Perplexity AI Discord

  • Profit Model Queries at Perplexity AI: Concerns regarding how Perplexity AI generates profit arose, particularly with student discounts in play, making the business model appear precarious.

    • sneakyf1shy humorously suggested that venture capital might be the backbone of their operations, hinting at potential long-term uncertainties.
    • Complexity Extension Packs a Punch: The newly launched Complexity extension is enhancing the Perplexity experience with options for customizable themes and markdown exports, leading some to say it's ‘like Perplexity on steroids.’
    • Feline and asura0_00 praised the extension for significantly boosting user interactivity.
    • Perplexity AI Shortens Responses: Users noticed a trend toward more condensed responses from Perplexity AI, raising concerns that answers may lack information depth.
    • Speculation suggests these changes could be tied to adjustments in token limits, affecting the quality of responses.
    • Meta's Movie Maker Rocks: Meta has launched a movie generation tool, enabling users to create short films using AI, which aims to enhance storytelling.
    • This development showcases the potential of AI in creative domains.
    • Frustrations with Citation API Access: Members raised concerns regarding unanswered requests for whitelisting on the citation API, highlighting multiple attempts via various channels with no feedback.
    • A growing sense of frustration is evident among users awaiting updates.


Stability.ai (Stable Diffusion) Discord

  • ControlNet Models Simplified: A member shared a GitHub link regarding ControlNet models, suggesting users focus on practical examples while skimming the mathematical explanations.

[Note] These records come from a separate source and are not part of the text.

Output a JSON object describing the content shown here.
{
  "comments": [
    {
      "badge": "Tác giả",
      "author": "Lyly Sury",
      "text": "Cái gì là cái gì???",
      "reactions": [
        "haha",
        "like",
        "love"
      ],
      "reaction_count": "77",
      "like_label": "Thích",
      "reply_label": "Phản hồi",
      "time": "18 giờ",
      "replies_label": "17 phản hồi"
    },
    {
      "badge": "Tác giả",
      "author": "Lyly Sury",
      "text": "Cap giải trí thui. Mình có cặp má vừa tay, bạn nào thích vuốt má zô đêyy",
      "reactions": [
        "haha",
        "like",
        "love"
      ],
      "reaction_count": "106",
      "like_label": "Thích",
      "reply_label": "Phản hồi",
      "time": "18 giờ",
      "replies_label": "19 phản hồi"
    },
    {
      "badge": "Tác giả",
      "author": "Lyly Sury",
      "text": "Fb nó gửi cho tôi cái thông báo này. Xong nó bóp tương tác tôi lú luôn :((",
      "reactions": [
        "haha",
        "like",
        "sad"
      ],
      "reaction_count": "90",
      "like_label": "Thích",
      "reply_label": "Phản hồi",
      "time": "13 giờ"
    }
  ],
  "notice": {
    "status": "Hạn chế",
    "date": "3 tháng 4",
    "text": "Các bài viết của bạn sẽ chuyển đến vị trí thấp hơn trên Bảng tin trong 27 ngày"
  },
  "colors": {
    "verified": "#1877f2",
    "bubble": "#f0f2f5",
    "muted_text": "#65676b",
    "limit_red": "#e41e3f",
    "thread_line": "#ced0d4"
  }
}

    • Scroll a bit down, ignore the math and look at the examples.
    • Flux Inpainting's Fast Track: In discussions about Flux and Schnell inpainting models, one member noted that using recommended settings should reduce processing time to 1-2 minutes, compared to an experienced 25 minutes.
    • The community highlighted key differences in iterations that affect Flux dev and Schnell performance.
    • Craving Kaggle Notebooks for Image Generation: A call for resources in the form of a Kaggle notebook for Automatic1111 broke out, shedding light on the community's demand for structured guides.
    • Members reflected on the difficulties of locating specific notebooks for seamless image generation processes.
    • Distilled CFG Confuses the Masses: Discussions on the nature of distilled CFG clarified that it serves as guidance distinct from the standard CFG, arising from specific model training.
    • Community members expressed that while Flux dev enhances CFG usage, it currently does not support negative prompts.
    • Deforum After Colab Restrictions: A Plan: Inquiries about utilizing Deforum post-Colab restrictions prompted discussions on alternatives for accessing computing power, particularly renting GPUs.
    • Suggestions included using RunPod for GPU rental as a feasible solution.


Eleuther Discord

  • Nobel Prizes Ignite AI and Chemistry Debate: Recent discussions highlighted the Nobel Prize awards' relevance for AI figures such as Hinton and Hopfield, questioning their impact on traditional physics and chemistry fields.

    • Opinions were split; while some feared a dilution of the award's prestige, others argued that innovation and enthusiasm should drive selection.
    • PhD Candidates Push Back on Publication Metrics: Frustration emerged over the pressure from publication metrics in PhD programs, which some believed created a daunting competitive environment.
    • Members proposed that effective networking might be a better strategy for securing mentorship and collaborations, rather than just chasing publication counts.
    • Web3 to Web5 Transition Confuses: Debate arose on moving from Web3 to Web5, likening the naming strategy to the Fibonacci sequence, leading to speculation about future iterations like Web8.
    • Conversations turned humorous with members joking about the absurdity of the progression.
    • Scaling Laws Debate Engulfs Members: One member shared an overview stating that cross-entropy loss decreases with quadratic compute increase, referencing an article that proposes square root scaling.
    • This was contested with Kaplan's laws suggesting a constant of 0.28, advocating for a fourth-root scaling approach.
    • Spotlight on 0-shot COT Models: A focus emerged on the widespread adoption of 0-shot COT variants in recent model releases, hinting at a shift in evaluation methodologies.
    • While members pondered potential evaluation implementation details, no specific techniques were mentioned.


GPU MODE Discord

  • HBM's Performance Compared to Expectations: Concerns were raised regarding HBM not performing better than expected, still representing a HUGE cost in products like the H100 while not significantly reducing power consumption.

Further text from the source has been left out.